The press release, issued by Lt. James Moulton, says that the gates and crossing signals were working prior to the crash and that a lengthy skid mark shows Barnum's efforts to stop prior to the collision.
The investigation was a cooperative effort by several police and federal agencies as well as Triumvirate Environ-mental, the trash hauling company for whom Barnum was driving, Moulton said.
Amtrak has sued Triumvirate in federal court in Massachusetts for $3 million, which it says is the cost of replacing the Amtrak engine and cars that were damaged.
"With the pending litigation, the company is not going have any comment on this today," Hugh Drummond, a spokesman for Triumvirate Environmental said Monday .

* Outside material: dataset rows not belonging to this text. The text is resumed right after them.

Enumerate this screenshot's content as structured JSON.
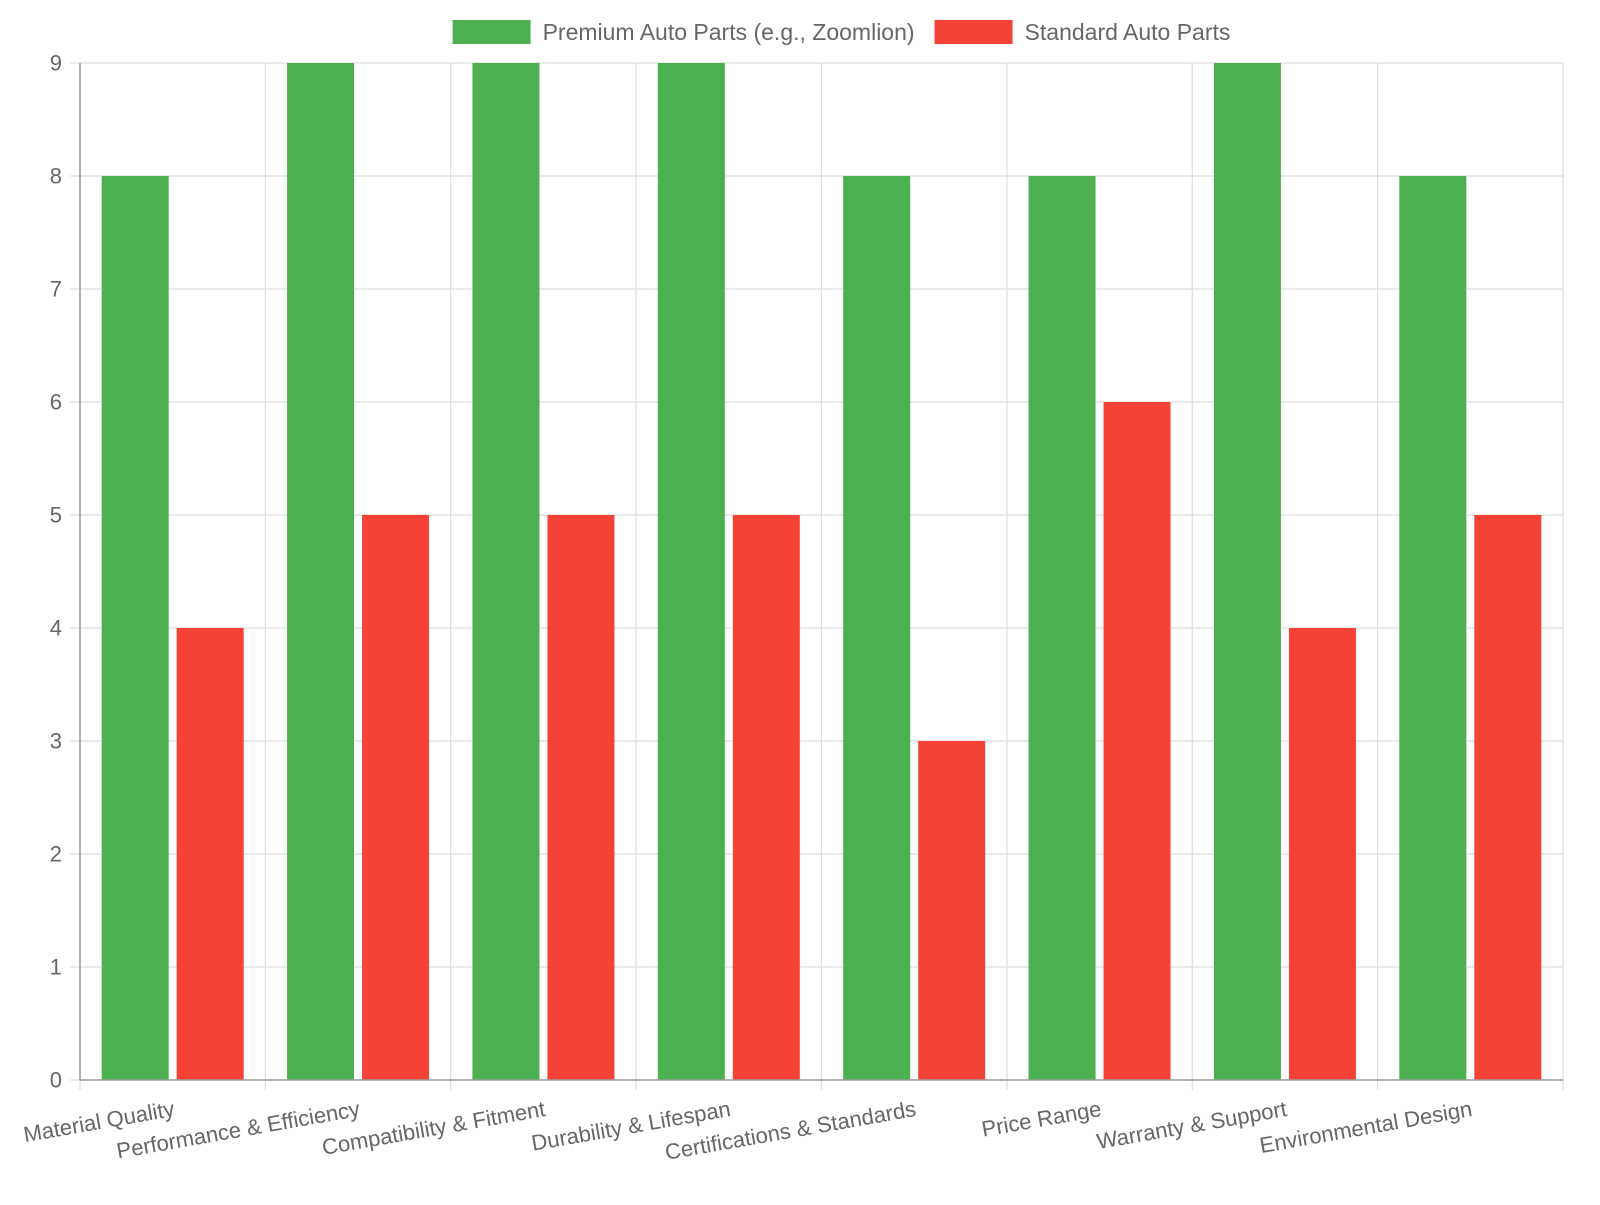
{
  "chart_data": {
    "type": "bar",
    "title": "",
    "xlabel": "",
    "ylabel": "",
    "ylim": [
      0,
      9
    ],
    "yticks": [
      0,
      1,
      2,
      3,
      4,
      5,
      6,
      7,
      8,
      9
    ],
    "grid": true,
    "legend_position": "top",
    "categories": [
      "Material Quality",
      "Performance & Efficiency",
      "Compatibility & Fitment",
      "Durability & Lifespan",
      "Certifications & Standards",
      "Price Range",
      "Warranty & Support",
      "Environmental Design"
    ],
    "series": [
      {
        "name": "Premium Auto Parts (e.g., Zoomlion)",
        "color": "#4caf50",
        "values": [
          8,
          9,
          9,
          9,
          8,
          8,
          9,
          8
        ]
      },
      {
        "name": "Standard Auto Parts",
        "color": "#f44336",
        "values": [
          4,
          5,
          5,
          5,
          3,
          6,
          4,
          5
        ]
      }
    ]
  }
}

Barnum was hauling 25 tons of trash from Kittery to the incinerator in Biddeford, and was headed down a long hill on Elm Street approaching the tracks, just before the crash happened. Barnum tried to stop, leaving a 75-yard skid mark, and the truck's cab slid around the gates and collided with the front of the train, the force of the crash disintegrating much of the cab.
The crash happened at 11:05. The northbound train, consisting of an engine and passenger cars carrying 112 passengers and four railroad employees, would typically have been traveling about 70 mph. The release does not indicate how fast Barnum was driving when he first tried to stop the truck, a 2009 Kenworth and had recently been inspected.
Train traffic will be disrupted on Thursday so that maintenance workers can work on the section of track where the crash occurred. Trains have continued to run 30 mph through that area, as opposed to the 70 mph they would usually travel there, said Patricia Quinn, executive director of the Northern New England Passenger Rail Authority, which operates the Downeaster service.
On Thursday, the two morning trains to Boston will head out as usual, then the tracks will be shut down there for 10 hours so some ties can be replaced and other improvements made, she said.
"We have not been back up to speed since the incident occurred. This is trying to get that track back up so we can go at operating speed," she said. The work should be complete by the time the 5:40 p.m. train heads north out of Boston.
Riders whose routes are disrupted by the track work will be able to take buses, she said.